Stockage et Conservation des Oeufs
Malheureusement, on connaît encore assez mal tous les mécanismes qui régissent la survie des embryons lorsque les œufs fécondés sont stockés.
Il semble que le stade X du développement embryonnaire résiste moins bien que les stades XII (Reijrink I., 2009) ou XIII (Fasenko G.M. et al, 2003a). Il s’agit là de stades où l’hypoblaste et l’épiblaste sont encore en cours de formation (stade XII), ou complètement formés (stade XIII).
En conditions naturelles, la poule n’a pas tendance à garder les œufs à une température constante. Au contraire, à chaque fois qu’elle pond un nouvel œuf, elle le réchauffe, lui, et celui ou ceux pondus les jours précédents. Il est possible que cette couvaison, aussi courte et intermittente soit-elle, vise à amener les embryons à un stade plus avancé de développement et à favoriser ainsi la régénération des cellules mortes pendant le stockage.
La technique de pré-incubation consiste en la mise en incubation des œufs, dès leur arrivée au couvoir et avant leur passage en salle de stockage, à une température de 37,7-37,8°C et pendant une période de 6 heures.
Le « zéro physiologique », température à laquelle le développement embryonnaire cesse, reste encore mal connu.
La cuticule organique recouvrant la coquille forme, au niveau des pores, des plaques parcourues de fissures qui s’élargissent au cours du vieillissement de l’œuf et permettent les échanges gazeux entre celui-ci et l’air ambiant. La perte d’eau se fait par évaporation en fonction de cinq paramètres qui sont : la durée de conservation, la température et l’humidité de l’air ambiant, la surface et la porosité de la coquille.

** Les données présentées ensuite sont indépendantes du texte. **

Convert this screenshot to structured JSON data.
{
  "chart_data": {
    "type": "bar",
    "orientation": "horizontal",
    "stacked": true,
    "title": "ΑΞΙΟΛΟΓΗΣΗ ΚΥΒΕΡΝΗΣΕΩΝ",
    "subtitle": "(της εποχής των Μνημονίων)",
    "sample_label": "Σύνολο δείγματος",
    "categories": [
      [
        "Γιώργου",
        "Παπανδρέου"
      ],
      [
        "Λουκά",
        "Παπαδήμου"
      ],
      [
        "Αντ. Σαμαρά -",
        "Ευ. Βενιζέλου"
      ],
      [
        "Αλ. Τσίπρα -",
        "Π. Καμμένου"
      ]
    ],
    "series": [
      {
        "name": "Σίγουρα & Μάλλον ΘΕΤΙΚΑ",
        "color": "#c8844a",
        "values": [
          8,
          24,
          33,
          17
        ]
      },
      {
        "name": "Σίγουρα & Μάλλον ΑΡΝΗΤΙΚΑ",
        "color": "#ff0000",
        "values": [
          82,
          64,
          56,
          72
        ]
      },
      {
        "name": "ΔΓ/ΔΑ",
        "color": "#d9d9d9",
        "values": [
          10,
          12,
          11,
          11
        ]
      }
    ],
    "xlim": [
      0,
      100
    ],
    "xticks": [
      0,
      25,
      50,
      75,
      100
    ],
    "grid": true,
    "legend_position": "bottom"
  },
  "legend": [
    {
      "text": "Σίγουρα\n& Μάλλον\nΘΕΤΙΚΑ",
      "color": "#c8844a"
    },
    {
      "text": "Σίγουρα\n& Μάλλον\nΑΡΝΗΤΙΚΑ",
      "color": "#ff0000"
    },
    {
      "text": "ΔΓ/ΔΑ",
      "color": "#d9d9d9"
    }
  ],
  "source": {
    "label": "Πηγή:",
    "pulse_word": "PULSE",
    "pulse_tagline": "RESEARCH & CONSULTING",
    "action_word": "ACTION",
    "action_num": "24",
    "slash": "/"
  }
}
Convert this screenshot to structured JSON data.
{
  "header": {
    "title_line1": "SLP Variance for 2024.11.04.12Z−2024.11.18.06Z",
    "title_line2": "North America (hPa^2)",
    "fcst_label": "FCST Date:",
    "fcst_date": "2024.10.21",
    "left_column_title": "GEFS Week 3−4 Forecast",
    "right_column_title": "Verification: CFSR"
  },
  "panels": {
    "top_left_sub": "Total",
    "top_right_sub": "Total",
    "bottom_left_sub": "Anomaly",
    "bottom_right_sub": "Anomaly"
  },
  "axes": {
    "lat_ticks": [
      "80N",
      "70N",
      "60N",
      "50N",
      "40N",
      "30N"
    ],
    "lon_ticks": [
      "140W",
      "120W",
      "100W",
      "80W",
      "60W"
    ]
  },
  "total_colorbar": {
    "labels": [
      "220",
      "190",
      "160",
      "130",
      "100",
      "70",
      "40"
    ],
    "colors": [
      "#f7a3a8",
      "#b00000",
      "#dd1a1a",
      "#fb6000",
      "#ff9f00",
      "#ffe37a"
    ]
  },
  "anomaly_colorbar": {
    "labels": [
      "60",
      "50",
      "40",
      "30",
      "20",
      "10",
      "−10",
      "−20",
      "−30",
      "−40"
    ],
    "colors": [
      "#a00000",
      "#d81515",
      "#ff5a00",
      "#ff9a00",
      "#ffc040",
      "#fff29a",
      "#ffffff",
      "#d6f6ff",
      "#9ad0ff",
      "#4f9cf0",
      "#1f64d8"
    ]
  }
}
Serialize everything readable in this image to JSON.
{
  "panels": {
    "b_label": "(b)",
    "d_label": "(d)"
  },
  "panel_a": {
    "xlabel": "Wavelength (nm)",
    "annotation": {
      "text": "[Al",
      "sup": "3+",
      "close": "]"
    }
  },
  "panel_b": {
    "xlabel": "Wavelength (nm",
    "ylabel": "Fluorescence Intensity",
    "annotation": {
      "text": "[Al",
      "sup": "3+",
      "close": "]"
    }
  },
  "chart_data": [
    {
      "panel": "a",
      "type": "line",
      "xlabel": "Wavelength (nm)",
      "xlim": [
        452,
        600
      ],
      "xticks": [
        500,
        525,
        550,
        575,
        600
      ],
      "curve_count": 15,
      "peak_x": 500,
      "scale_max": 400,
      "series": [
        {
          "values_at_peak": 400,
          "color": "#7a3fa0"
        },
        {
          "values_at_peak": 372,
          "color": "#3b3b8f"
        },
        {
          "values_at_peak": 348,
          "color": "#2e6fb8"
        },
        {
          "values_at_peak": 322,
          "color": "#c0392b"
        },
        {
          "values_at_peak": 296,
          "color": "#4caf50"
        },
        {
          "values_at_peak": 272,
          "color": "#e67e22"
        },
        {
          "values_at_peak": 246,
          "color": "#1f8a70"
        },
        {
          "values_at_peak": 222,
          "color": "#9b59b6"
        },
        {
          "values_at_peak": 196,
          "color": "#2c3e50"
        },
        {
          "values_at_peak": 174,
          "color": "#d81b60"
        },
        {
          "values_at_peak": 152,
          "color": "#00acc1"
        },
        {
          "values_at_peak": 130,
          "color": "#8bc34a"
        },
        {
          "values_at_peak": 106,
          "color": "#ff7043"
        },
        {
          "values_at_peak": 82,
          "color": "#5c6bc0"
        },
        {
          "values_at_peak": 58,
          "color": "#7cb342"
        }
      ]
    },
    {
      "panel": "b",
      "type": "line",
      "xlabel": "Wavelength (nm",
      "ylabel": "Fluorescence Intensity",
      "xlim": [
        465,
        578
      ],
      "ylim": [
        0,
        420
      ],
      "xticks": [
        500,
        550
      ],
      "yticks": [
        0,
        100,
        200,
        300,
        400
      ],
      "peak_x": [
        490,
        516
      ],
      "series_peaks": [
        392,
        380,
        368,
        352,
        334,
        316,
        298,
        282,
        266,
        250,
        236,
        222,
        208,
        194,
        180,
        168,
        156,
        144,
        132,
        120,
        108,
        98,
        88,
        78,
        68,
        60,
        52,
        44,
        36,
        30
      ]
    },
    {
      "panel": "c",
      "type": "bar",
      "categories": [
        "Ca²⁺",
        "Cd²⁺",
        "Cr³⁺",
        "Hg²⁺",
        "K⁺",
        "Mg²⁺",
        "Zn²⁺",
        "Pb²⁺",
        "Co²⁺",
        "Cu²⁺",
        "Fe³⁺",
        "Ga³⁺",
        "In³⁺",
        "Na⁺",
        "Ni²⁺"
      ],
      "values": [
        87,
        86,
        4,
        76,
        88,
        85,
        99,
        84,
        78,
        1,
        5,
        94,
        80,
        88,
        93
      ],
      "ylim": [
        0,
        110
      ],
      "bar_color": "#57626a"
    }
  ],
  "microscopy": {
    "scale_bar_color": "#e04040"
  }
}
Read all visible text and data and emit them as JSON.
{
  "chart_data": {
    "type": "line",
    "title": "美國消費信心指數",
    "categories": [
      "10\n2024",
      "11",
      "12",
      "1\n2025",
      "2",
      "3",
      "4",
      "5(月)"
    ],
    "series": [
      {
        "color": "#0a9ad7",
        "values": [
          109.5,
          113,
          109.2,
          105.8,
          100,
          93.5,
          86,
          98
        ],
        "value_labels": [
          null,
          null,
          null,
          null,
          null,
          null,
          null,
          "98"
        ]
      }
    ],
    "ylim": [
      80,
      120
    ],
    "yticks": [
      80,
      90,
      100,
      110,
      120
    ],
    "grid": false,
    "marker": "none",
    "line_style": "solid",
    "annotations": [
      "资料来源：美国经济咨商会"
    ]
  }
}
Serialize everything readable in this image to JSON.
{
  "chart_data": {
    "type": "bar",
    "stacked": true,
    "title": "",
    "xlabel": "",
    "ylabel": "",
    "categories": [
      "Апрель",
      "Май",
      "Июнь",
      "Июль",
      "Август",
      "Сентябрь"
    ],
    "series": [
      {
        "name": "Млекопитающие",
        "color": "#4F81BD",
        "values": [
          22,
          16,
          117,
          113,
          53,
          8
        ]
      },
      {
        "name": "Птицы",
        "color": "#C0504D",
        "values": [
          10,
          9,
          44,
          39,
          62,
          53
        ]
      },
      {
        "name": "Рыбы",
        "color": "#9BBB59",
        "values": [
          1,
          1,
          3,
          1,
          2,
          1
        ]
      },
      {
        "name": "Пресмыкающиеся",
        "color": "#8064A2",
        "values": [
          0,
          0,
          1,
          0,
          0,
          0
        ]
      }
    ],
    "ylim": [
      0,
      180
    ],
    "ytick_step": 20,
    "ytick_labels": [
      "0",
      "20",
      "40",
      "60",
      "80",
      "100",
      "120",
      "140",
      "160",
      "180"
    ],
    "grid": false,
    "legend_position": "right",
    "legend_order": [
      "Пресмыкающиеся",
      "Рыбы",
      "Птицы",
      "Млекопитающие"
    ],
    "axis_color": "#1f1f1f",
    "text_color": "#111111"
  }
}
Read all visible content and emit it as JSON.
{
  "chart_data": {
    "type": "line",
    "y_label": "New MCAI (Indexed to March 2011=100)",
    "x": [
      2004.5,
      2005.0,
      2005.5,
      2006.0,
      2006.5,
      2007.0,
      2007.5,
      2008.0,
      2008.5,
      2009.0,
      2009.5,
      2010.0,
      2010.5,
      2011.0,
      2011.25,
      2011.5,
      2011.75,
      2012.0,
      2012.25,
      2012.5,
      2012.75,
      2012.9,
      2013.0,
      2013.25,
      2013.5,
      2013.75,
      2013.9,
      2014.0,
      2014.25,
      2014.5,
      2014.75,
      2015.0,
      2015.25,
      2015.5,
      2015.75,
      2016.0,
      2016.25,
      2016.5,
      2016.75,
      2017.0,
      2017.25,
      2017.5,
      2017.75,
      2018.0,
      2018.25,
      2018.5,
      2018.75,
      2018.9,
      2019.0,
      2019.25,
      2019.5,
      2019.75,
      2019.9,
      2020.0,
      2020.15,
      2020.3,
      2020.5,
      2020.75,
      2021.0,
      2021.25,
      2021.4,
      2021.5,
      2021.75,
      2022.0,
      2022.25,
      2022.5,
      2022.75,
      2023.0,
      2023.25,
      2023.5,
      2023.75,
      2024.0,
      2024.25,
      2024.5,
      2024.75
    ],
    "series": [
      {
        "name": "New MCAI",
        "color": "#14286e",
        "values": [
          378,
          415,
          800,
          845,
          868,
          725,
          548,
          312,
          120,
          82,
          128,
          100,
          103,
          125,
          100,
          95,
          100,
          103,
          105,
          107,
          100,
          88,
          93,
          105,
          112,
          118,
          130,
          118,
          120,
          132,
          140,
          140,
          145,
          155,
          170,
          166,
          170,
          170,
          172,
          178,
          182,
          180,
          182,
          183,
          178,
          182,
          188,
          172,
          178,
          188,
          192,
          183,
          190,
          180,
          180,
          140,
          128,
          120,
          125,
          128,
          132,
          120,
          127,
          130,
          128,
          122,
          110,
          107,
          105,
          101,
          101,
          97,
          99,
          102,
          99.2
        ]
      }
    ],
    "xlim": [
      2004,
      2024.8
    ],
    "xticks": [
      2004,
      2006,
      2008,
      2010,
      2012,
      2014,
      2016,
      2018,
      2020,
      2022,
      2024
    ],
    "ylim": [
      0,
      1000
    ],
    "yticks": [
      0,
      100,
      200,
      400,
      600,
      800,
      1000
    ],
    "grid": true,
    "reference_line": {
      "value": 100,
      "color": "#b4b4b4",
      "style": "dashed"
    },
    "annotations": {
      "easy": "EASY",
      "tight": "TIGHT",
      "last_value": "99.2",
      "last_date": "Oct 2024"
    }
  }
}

Au moment de la ponte, le CO2 contenu dans l’albumen s’échappe progressivement. Le rythme de libération du CO2 va surtout dépendre du pouvoir tampon de l’albumen (qui atteint son minimum lorsque le pH varie entre 7,0 et 9,0), mais également de la température ambiante, de la conductance de la coquille, de la durée du stockage et de l’environnement gazeux autour de l’œuf. Les déperditions entraînent une élévation du pH de l’albumen. L’élévation du pH est importante et nécessaire : non seulement parce que le développement embryonnaire précoce est régi par des enzymes pH dépendantes, mais également parce que le pH alcalin qui en résulte, protège l’embryon d’éventuelles attaques bactériennes.
Au cours du stockage, le pH de l’albumen passe donc rapidement d’environ 7,6 à 9,0 ou 9,2 et cette modification entraîne une augmentation progressive de la perméabilité de la membrane vitelline. La fragilisation de la membrane vitelline expose donc l’embryon à des pH fortement alcalins et il est suggéré que ceux-ci puissent être responsables de mortalités embryonnaires précoces.
La température a un effet notable sur l’embryon : même si l’œuf est conservé à une température inférieure à celle du « zéro physiologique », et même si aucun changement morphologique majeur n’est observé pendant le stockage, l’incidence de cellules apoptotiques (qui initient leur processus d’autodestruction) ou nécrotiques semble augmenter au fur et à mesure que la durée du stockage et la température augmentent.
Il est malgré tout admis que les pertes en eau pendant le stockage doivent être maîtrisées. Deeming D. (2000) suggère que le retournement permettrait à l’embryon d’être exposé à des sources nouvelles de nutriments et que ceci lui conférerait la capacité de mieux résister à des périodes de stockage prolongées. En absence de retournement, l’embryon serait exposé à un environnement unique, peut-être très rapidement dégradé par le métabolisme embryonnaire. Le retournement permettrait donc à l’embryon d’avoir accès à de nouvelles sources d’énergie.